Earlier this week, I finished another school year and this one was one of my favorites. Sometimes there are just classes that will forever hold a special place in your heart because of the collective personalities of the kids, their sense of humor and the way that they love each other. This was definitely one of those classes. I will genuinely miss these guys, which made their graduation bittersweet. I also really love the school I work at and the people I work with, so the end of the school year leaves me feeling grateful and genuinely excited for next year. Next year, I’ll be taking on a different age group, K4, and I can’t wait! I have learned over the last three years that early childhood education is an area of education that I thoroughly enjoy, because it’s challenging and rewarding. I love how much of an impact you can have when you’re helping the kids grasp new concepts, encouraging manners, teaching them how to be good citizens and helping them have more successful school careers.
Working in education these last three years has taught me more about myself than I ever thought possible. There’s patience, organization, diplomacy, and a slew of other skills you have to polish while educating children. I love how this career path has forced me to think outside of myself and find ways to help others. I like that I can be creative and literally get paid to do just that. I wanted to share 5 things I’ve learned and been reminded of as I work with kids. The more I work with this age group, the more I realize that pretty much all of the basic concepts adults need to be successful in life can be learned in these early years of education.
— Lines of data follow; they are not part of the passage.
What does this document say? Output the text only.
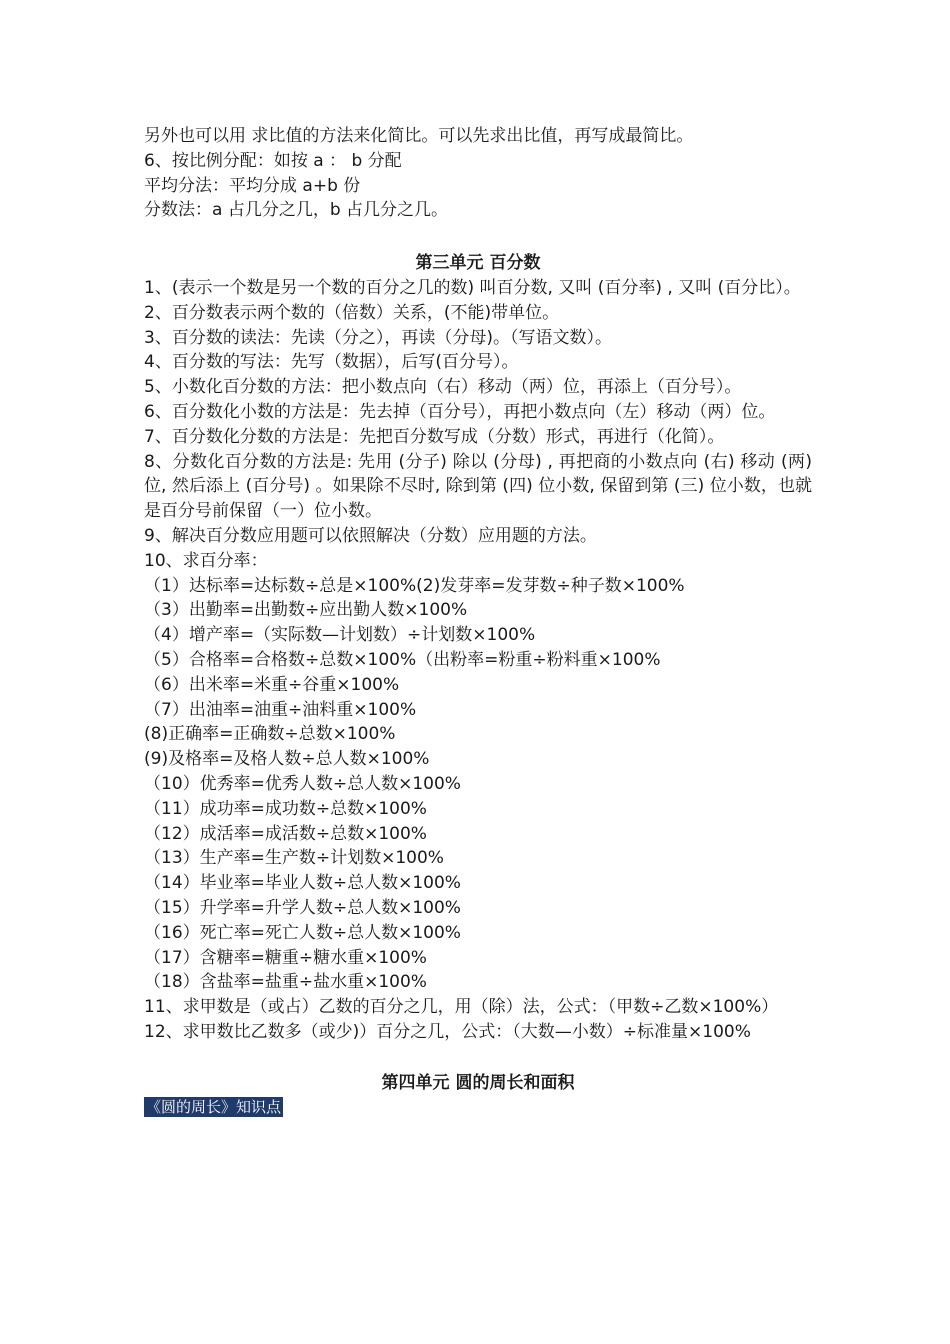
另外也可以用 求比值的方法来化简比。可以先求出比值，再写成最简比。
6、按比例分配：如按 a ： b 分配
平均分法：平均分成 a+b 份
分数法：a 占几分之几，b 占几分之几。
第三单元 百分数
1、(表示一个数是另一个数的百分之几的数) 叫百分数, 又叫 (百分率) , 又叫 (百分比）。
2、百分数表示两个数的（倍数）关系，(不能)带单位。
3、百分数的读法：先读（分之），再读（分母)。（写语文数）。
4、百分数的写法：先写（数据），后写(百分号）。
5、小数化百分数的方法：把小数点向（右）移动（两）位，再添上（百分号）。
6、百分数化小数的方法是：先去掉（百分号），再把小数点向（左）移动（两）位。
7、百分数化分数的方法是：先把百分数写成（分数）形式，再进行（化简）。
8、分数化百分数的方法是: 先用 (分子) 除以 (分母) , 再把商的小数点向 (右) 移动 (两) 位, 然后添上 (百分号) 。如果除不尽时, 除到第 (四) 位小数, 保留到第 (三) 位小数，也就是百分号前保留（一）位小数。
9、解决百分数应用题可以依照解决（分数）应用题的方法。
10、求百分率：
（1）达标率=达标数÷总是×100%(2)发芽率=发芽数÷种子数×100%
（3）出勤率=出勤数÷应出勤人数×100%
（4）增产率=（实际数—计划数）÷计划数×100%
（5）合格率=合格数÷总数×100%（出粉率=粉重÷粉料重×100%
（6）出米率=米重÷谷重×100%
（7）出油率=油重÷油料重×100%
(8)正确率=正确数÷总数×100%
(9)及格率=及格人数÷总人数×100%
（10）优秀率=优秀人数÷总人数×100%
（11）成功率=成功数÷总数×100%
（12）成活率=成活数÷总数×100%
（13）生产率=生产数÷计划数×100%
（14）毕业率=毕业人数÷总人数×100%
（15）升学率=升学人数÷总人数×100%
（16）死亡率=死亡人数÷总人数×100%
（17）含糖率=糖重÷糖水重×100%
（18）含盐率=盐重÷盐水重×100%
11、求甲数是（或占）乙数的百分之几，用（除）法，公式：（甲数÷乙数×100%）
12、求甲数比乙数多（或少)）百分之几，公式：（大数—小数）÷标准量×100%
第四单元 圆的周长和面积
《圆的周长》知识点
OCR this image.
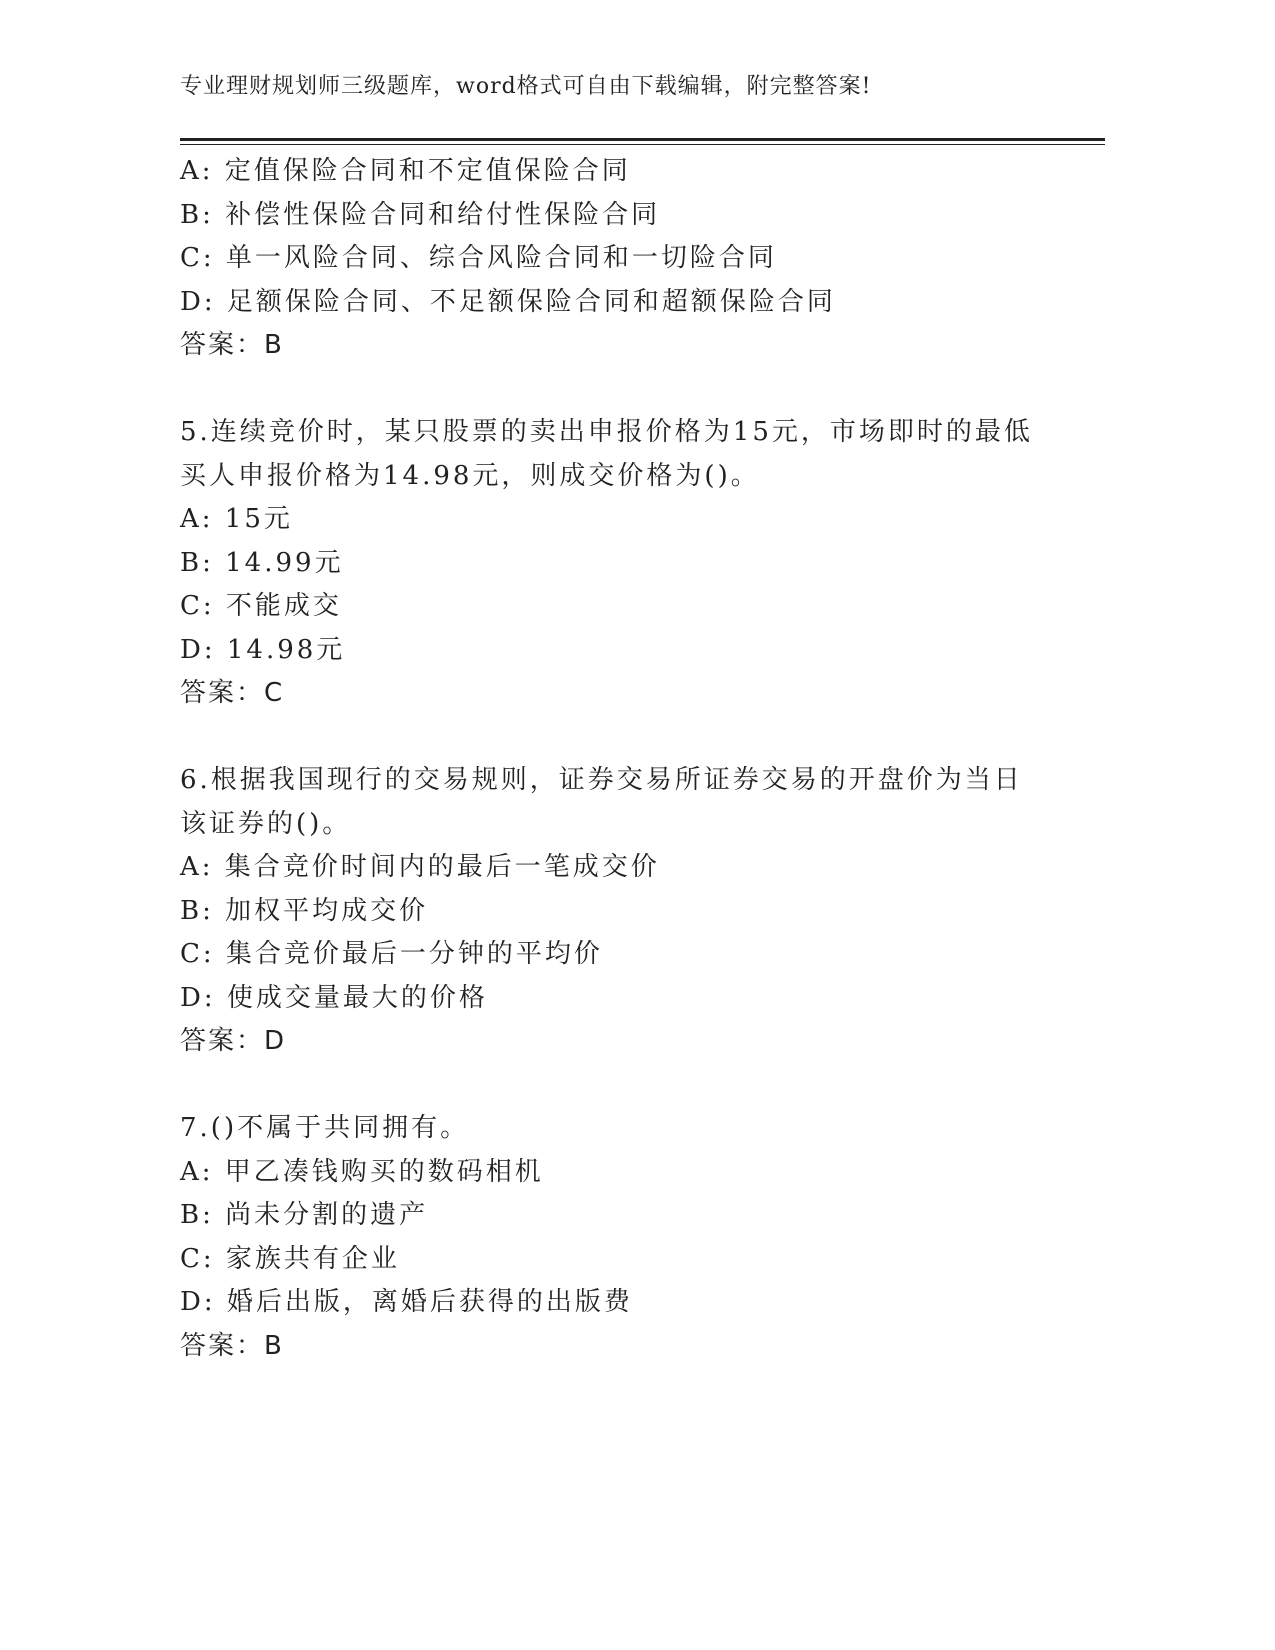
专业理财规划师三级题库，word格式可自由下载编辑，附完整答案!
A: 定值保险合同和不定值保险合同
B: 补偿性保险合同和给付性保险合同
C: 单一风险合同、综合风险合同和一切险合同
D: 足额保险合同、不足额保险合同和超额保险合同
答案：B
5.连续竞价时，某只股票的卖出申报价格为15元，市场即时的最低买人申报价格为14.98元，则成交价格为()。
A: 15元
B: 14.99元
C: 不能成交
D: 14.98元
答案：C
6.根据我国现行的交易规则，证券交易所证券交易的开盘价为当日该证券的()。
A: 集合竞价时间内的最后一笔成交价
B: 加权平均成交价
C: 集合竞价最后一分钟的平均价
D: 使成交量最大的价格
答案：D
7.()不属于共同拥有。
A: 甲乙凑钱购买的数码相机
B: 尚未分割的遗产
C: 家族共有企业
D: 婚后出版，离婚后获得的出版费
答案：B
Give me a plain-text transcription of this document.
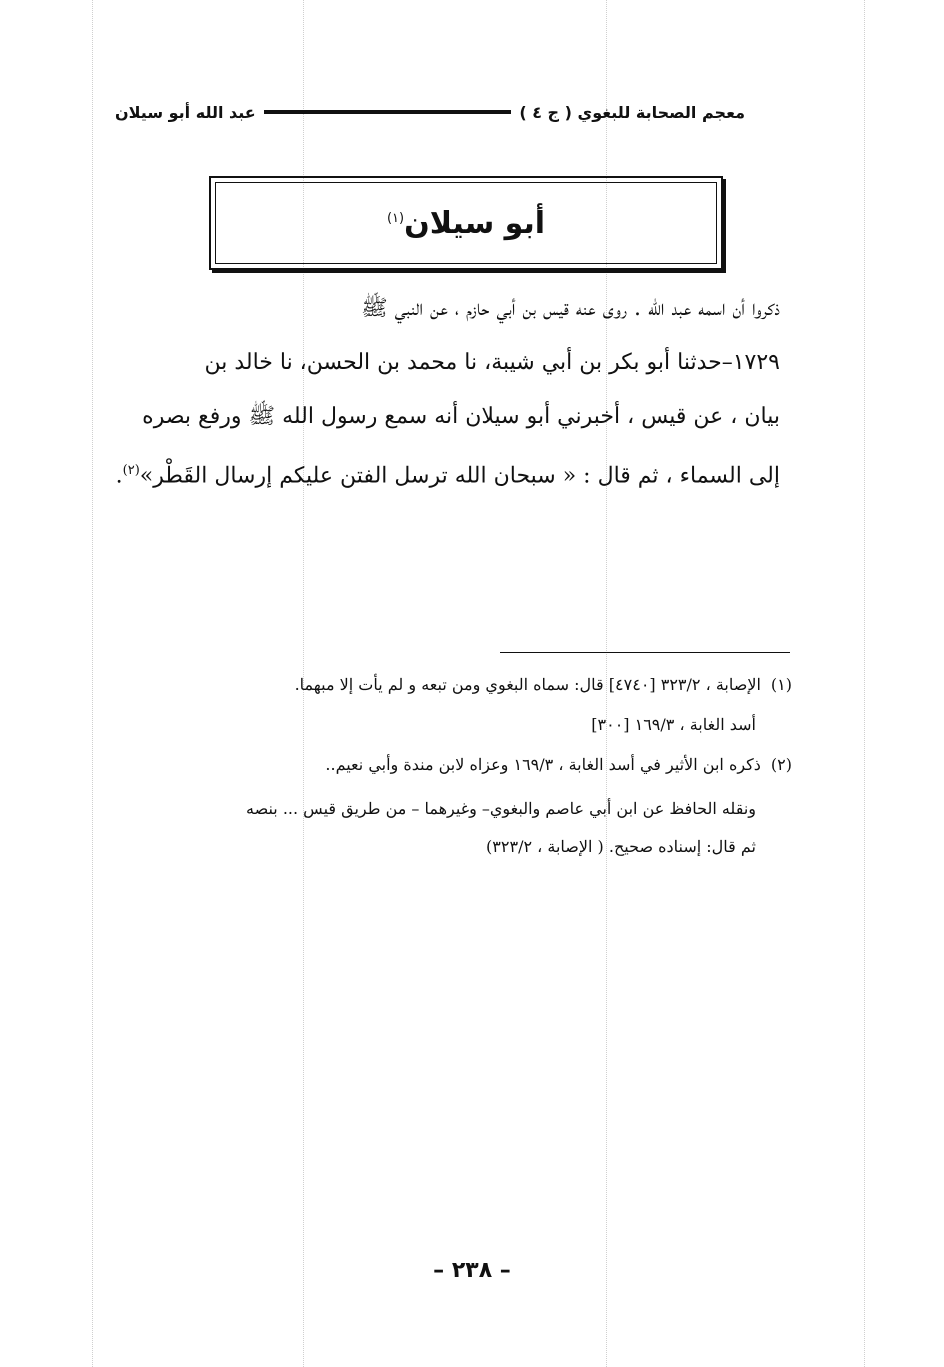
معجم الصحابة للبغوي ( ج ٤ )
عبد الله أبو سيلان
أبو سيلان$^{(١)}$

ذكروا أن اسمه عبد الله . روى عنه قيس بن أبي حازم ، عن النبي ﷺ

١٧٢٩–حدثنا أبو بكر بن أبي شيبة، نا محمد بن الحسن، نا خالد بن

بيان ، عن قيس ، أخبرني أبو سيلان أنه سمع رسول الله ﷺ ورفع بصره

إلى السماء ، ثم قال : « سبحان الله ترسل الفتن عليكم إرسال القَطْر»$^{(٢)}$.

(١)الإصابة ، ٣٢٣/٢ [٤٧٤٠] قال: سماه البغوي ومن تبعه و لم يأت إلا مبهما.
أسد الغابة ، ١٦٩/٣ [٣٠٠]
(٢)ذكره ابن الأثير في أسد الغابة ، ١٦٩/٣ وعزاه لابن مندة وأبي نعيم..
ونقله الحافظ عن ابن أبي عاصم والبغوي– وغيرهما – من طريق قيس ... بنصه
ثم قال: إسناده صحيح. ( الإصابة ، ٣٢٣/٢)
– ٢٣٨ –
1. Think of others and how your actions impact them. I realize this is such a basic concept, but in all honesty, there are very few people who seem to do this well. Just setting aside your own feelings for a second and thinking through how your words and actions are going to impact another person is key to friendships, partnerships and marriages.
2. A simple please, thank you and excuse me can go a long way. I mean, really, it’s just manners. And they often seem to be a lost art. It makes my heart so happy when you see these kids opening doors for each other, saying please and trying to use manners in their conversations with adults.
3. Be a bucket filler. We read this book at our school called “Have you filled a bucket today?” and it’s a brilliant way to show students how to lift each other up instead of tearing each other down. Basically, we are trying to combat bullying before it even begins and show them that building someone up also builds yourself up. It’s a simple lesson in being a good friend.
4. Sometimes you win and sometimes you lose. In this “participation ribbon” society that we’ve somehow created for ourselves, I love that we have the opportunity to teach these kids how to win and how to lose gracefully. Not everyone can win the game, not everyone can win the race and not everyone is going to answer all the questions correctly. It’s better to learn it while you’re young instead of when you get older. I love when I hear the kids say, “It’s not about winning, it’s about having fun.”
5. Say sorry, explain what you’re sorry for and mean it. Just saying “sorry” isn’t enough. You have to be able to say it and explain why you are asking for forgiveness. And then you have to make sure it’s not an empty sorry. As in, try not to do the same thing again.
I love that every day, I get to be reminded and remind these children of such simple life lessons. And as it turns out, these simple life lessons are the foundations on which we build our world view, our relationships and our views of our own selves. I’m so grateful that I get to have this responsibility and privilege of teaching kids how Jesus wants us to treat others. So, teacher friends (and anyone else out there who gets to have an impact on a child’s life), remember that what you do matters more than you know.